La guerre des cartels a fait plus de 80 000 morts et 22 000 disparitions en huit ans, dont 9 000 ces deux dernières années, sous la présidence de Peña Nieto. Le 28 novembre, quelques heures avant une intervention du président au Palais national, onze nouveaux corps étaient retrouvés décapités dans l’État du Guerrero. Le dimanche suivant, cinq autres cadavres étaient découverts dans le même État.
"Ce sont des familles, des quartiers tout entiers qui sont touchés par ces crimes. Pas seulement des membres des cartels. La population toute entière est soumise à cette violence incontrôlée et cela ne fait qu’aggraver la colère", poursuit Alain Touraine.
Projet de réforme constitutionnelle
Pour tenter de répondre à l'indignation populaire, Enrique Peña Nieto a présenté au Parlement, lundi 1er décembre, un projet de réforme constitutionnelle prévoyant de passer de "plus de 1 800 polices municipales - faibles et facilement corruptibles par des criminels - à 32 corporations solides de sécurité régionale". Le président souhaite améliorer la sécurité, la justice, l'État de droit, mais aussi lutter contre l'impunité et les violations des droits de l'Homme par les forces publiques (torture, disparitions forcées, exécutions extrajudiciaires).
Difficile de ne pas y voir une tentative de président mexicain de relever sa cote de popularité, qui a chuté d’environ 40% depuis son élection il y a deux ans. Selon un sondage publié récemment par le journal "Reforma", 72% des Mexicains interrogés considèrent que le président a très mal travaillé en matière de lutte contre la corruption et 81% jugent mauvaise, voire très mauvaise, sa politique face à la violence qui touche le pays.
Il faudra donc sûrement plus qu’une réforme pour restaurer la confiance. P our Amnesty International, ces mesures ne sont "pas beaucoup plus que des changements cosmétiques, bien loin de s'attaquer au niveau choquant d'abus dans le pays". "C'est un cautère sur une jambe de bois", critique Erika Guevara Rosas, directrice du programme Amériques d'Amnesty International.

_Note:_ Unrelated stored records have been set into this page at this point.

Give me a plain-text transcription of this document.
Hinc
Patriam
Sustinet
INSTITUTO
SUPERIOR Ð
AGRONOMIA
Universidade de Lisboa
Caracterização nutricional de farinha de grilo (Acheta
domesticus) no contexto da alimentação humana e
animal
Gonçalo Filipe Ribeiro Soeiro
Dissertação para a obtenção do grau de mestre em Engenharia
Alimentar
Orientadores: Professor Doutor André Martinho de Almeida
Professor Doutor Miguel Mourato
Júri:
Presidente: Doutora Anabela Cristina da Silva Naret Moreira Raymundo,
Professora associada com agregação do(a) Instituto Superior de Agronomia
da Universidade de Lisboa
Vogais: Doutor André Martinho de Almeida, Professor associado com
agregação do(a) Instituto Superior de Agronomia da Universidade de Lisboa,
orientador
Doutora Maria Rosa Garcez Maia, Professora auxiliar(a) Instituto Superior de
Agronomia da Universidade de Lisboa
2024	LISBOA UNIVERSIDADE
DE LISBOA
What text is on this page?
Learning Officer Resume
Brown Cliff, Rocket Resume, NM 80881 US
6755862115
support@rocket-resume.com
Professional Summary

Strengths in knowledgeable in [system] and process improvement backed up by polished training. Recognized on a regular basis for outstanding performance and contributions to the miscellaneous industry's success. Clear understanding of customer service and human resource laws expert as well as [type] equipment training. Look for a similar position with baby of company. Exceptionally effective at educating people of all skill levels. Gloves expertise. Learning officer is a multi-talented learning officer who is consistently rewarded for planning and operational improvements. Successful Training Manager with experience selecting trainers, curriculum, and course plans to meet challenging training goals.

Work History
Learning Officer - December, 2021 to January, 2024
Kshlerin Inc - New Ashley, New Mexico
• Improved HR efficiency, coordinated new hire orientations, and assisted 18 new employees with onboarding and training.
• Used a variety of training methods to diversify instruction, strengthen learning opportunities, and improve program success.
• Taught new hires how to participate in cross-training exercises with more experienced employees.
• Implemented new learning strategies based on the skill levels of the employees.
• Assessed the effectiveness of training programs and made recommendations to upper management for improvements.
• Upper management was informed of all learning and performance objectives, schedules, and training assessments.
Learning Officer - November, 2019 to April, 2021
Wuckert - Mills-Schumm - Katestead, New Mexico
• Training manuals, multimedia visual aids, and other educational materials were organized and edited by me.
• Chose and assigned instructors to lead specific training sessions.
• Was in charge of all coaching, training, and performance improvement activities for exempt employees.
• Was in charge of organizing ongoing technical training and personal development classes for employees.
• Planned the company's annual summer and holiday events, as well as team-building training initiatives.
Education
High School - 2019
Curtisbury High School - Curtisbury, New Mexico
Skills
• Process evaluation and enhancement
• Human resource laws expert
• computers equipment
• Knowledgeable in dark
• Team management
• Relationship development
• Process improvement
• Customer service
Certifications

Peña Nieto n'est pas le premier président à tenter de réformer la police mexicaine, une des institutions qui génère le plus de méfiance dans la population. Son prédécesseur Felipe Calderon avait mis en marche un programme de contrôle de qualification pour plus de 400 000 agents fédéraux, régionaux et municipaux. Mais dans un rapport publié cette semaine, l'ONG Cause commune indique que 42 214 policiers continuent d'être en activité, malgré leur échec à ces contrôles.